Pair Corralation between PennyMac Mortgage and Norwegian Air
Assuming the 90 days horizon PennyMac Mortgage Investment is expected to generate 0.37 times more return on investment than Norwegian Air. However, PennyMac Mortgage Investment is 2.67 times less risky than Norwegian Air. It trades about 0.01 of its potential returns per unit of risk. Norwegian Air Shuttle is currently generating about -0.01 per unit of risk. If you would invest 1,204 in PennyMac Mortgage Investment on October 24, 2024 and sell it today you would earn a total of 16.00 from holding PennyMac Mortgage Investment or generate 1.33% return on investment over 90 days.
Time Period | 3 Months [change] |
Direction | Moves Together |
Strength | Weak |
Accuracy | 100.0% |
Values | Daily Returns |
PennyMac Mortgage Investment vs. Norwegian Air Shuttle
Performance |
Timeline |
PennyMac Mortgage |
Norwegian Air Shuttle |
PennyMac Mortgage and Norwegian Air Volatility Contrast
Predicted Return Density |
Returns |
Pair Trading with PennyMac Mortgage and Norwegian Air
The main advantage of trading using opposite PennyMac Mortgage and Norwegian Air positions is that it hedges away some unsystematic risk.
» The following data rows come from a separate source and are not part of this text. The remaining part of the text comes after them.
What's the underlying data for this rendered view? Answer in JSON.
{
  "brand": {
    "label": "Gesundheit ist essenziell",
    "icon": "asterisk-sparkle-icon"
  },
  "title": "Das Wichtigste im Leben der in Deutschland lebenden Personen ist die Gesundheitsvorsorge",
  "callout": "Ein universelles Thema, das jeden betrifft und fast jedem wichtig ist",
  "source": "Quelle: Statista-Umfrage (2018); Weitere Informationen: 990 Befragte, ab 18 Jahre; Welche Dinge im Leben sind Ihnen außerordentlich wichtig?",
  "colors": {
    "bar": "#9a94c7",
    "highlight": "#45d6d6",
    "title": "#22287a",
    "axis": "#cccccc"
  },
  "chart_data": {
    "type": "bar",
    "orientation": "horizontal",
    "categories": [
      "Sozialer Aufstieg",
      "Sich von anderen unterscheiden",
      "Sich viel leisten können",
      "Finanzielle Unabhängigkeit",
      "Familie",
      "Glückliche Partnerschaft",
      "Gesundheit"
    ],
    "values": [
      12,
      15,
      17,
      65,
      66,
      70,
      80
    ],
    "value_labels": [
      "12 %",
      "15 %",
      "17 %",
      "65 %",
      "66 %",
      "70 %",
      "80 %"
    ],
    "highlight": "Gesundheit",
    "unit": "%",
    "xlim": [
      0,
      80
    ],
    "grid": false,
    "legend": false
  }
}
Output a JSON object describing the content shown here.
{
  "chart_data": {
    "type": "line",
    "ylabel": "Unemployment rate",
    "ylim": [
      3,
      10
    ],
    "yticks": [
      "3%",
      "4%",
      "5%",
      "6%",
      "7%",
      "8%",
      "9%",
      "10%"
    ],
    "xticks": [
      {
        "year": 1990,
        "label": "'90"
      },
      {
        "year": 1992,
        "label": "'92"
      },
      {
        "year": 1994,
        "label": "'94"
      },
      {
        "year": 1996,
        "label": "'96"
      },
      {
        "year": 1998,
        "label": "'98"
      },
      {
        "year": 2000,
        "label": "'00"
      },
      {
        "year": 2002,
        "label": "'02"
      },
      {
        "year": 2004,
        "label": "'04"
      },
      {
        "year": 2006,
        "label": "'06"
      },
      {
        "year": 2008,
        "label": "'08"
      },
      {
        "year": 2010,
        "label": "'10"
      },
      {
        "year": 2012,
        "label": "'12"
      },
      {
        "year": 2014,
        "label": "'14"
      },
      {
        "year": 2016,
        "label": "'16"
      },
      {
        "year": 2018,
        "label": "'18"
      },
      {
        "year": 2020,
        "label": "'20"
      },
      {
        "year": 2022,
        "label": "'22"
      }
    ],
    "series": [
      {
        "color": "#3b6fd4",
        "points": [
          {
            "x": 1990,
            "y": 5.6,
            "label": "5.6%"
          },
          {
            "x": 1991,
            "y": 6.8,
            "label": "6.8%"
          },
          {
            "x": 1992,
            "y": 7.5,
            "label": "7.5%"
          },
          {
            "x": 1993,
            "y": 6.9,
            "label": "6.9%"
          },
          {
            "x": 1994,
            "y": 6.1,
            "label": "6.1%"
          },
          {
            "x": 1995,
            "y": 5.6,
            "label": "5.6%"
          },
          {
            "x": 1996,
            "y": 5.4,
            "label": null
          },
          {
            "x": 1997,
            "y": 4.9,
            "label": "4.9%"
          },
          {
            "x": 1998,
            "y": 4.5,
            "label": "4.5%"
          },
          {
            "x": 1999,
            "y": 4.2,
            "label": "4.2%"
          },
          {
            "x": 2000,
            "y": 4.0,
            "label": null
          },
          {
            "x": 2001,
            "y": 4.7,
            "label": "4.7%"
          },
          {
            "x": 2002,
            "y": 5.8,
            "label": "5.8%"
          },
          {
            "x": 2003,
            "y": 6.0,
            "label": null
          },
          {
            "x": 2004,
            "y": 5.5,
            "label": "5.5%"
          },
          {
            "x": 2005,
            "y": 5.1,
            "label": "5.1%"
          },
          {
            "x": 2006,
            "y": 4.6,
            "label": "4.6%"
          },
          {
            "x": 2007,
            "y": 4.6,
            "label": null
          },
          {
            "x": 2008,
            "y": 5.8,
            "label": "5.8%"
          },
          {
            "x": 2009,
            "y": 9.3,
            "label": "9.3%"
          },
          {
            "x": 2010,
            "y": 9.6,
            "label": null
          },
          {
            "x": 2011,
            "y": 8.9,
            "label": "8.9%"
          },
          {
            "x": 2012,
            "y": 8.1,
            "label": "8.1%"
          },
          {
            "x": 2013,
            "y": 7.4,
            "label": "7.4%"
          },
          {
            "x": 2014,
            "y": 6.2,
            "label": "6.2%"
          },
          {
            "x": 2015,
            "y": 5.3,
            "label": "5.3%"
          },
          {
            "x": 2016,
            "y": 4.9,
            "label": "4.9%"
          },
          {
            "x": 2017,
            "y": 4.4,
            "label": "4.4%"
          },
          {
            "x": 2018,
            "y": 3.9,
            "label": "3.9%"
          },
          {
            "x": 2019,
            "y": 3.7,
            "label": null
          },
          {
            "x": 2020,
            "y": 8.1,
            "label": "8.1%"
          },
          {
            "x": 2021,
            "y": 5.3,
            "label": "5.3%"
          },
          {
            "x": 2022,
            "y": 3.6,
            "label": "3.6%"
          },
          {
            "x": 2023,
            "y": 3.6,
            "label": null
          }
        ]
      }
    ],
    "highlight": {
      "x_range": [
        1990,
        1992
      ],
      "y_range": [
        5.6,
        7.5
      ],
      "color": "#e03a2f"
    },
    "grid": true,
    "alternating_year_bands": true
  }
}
Because of two separate transactions, even if PennyMac Mortgage position performs unexpectedly, Norwegian Air can make up some of the losses. Pair trading also minimizes risk from directional movements in the market. For example, if an entire industry or sector drops because of unexpected headlines, the short position in Norwegian Air will offset losses from the drop in Norwegian Air's long position.PennyMac Mortgage vs. CVR Medical Corp | PennyMac Mortgage vs. MeVis Medical Solutions | PennyMac Mortgage vs. Townsquare Media | PennyMac Mortgage vs. SQUIRREL MEDIA SA |
Norwegian Air vs. Tianjin Capital Environmental | Norwegian Air vs. Casio Computer CoLtd | Norwegian Air vs. Urban Outfitters | Norwegian Air vs. COSMOSTEEL HLDGS |
Check out your portfolio center.Note that this page's information should be used as a complementary analysis to find the right mix of equity instruments to add to your existing portfolios or create a brand new portfolio. You can also try the Portfolio Optimization module to compute new portfolio that will generate highest expected return given your specified tolerance for risk.